Now, as the mauve tint deepened to pink and then to smoky red with the fall of evening, we gazed again along the vast horizon, in particular toward the south, where, if our guess was accurate, the Albatross lay—if indeed she still existed.

Was it only imagination? Was there, hovering above a low outjutting line of foothills, a thick ochreous . . . mist, almost? A mere coloration of the evening sky?

I glanced uneasily toward the Doctor. He too remained with his gaze fixed in the same direction. He turned to me and shook his head a little. And a moment later, before the others had a chance to see anything, he gave, as captain of our expedition, the word to retire.

We mounted the long ladder one by one, ready indeed to rest after the unaccustomed excitement, the sheer physical weariness of our first few hours on the Angry Planet.

The Doctor and I lingered by the thick plastic windows of the Comet long after the others had drifted to sleep. We stared apprehensively southward, until, with a swiftness comparable to the swiftness of tropical nightfall upon Earth, the whole sky darkened. The little moons shone forth with an intense silvery light across the immensity below us, and all was still.

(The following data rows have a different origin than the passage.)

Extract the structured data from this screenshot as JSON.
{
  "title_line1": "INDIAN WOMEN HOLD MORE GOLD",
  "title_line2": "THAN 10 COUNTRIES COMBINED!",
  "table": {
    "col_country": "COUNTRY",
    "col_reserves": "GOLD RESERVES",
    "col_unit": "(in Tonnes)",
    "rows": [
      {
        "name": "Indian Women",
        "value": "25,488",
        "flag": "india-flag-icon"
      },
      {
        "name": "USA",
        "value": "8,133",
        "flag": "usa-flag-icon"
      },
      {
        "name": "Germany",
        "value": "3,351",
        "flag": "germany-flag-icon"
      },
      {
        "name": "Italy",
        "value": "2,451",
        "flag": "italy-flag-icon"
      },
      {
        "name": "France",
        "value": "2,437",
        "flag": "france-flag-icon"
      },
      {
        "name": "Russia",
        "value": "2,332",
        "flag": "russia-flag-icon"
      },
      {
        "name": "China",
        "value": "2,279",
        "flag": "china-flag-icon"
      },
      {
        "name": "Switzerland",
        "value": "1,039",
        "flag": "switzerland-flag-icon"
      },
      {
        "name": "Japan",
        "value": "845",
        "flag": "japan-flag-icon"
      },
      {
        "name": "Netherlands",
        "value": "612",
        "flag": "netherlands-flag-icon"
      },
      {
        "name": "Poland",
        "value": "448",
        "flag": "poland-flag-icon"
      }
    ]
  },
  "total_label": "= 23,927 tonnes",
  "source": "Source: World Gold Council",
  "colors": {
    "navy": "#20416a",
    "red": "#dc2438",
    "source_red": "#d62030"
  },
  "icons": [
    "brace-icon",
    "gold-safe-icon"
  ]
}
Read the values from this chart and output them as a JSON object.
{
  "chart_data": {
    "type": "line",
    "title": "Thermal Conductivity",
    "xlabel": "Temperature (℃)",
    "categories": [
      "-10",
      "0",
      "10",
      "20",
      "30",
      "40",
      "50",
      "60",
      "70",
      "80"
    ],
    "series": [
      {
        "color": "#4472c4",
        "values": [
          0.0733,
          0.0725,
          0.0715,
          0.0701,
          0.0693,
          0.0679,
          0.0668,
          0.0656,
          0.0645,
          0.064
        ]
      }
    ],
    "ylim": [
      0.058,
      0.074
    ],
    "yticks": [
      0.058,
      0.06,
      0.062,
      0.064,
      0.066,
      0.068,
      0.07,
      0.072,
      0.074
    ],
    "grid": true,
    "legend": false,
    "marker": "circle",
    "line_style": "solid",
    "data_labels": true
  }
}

When we woke in the bright morning, after a night no shorter- or longer-seeming than a night on Earth (the Martian day is very nearly equal to our own, being 24 hr. 37 min. 22.6 sec. in duration, compared with Earth’s 23 hr. 56 min. 4.1 sec.), it was to find that the sky was empty once more of any tinge of yellow.

We breakfasted substantially and in a mood of mounting tension; for immediately afterward we proposed to embark on our mission of rescue—to face, with what courage we could muster, whatever horror it was that threatened our gallant colleagues.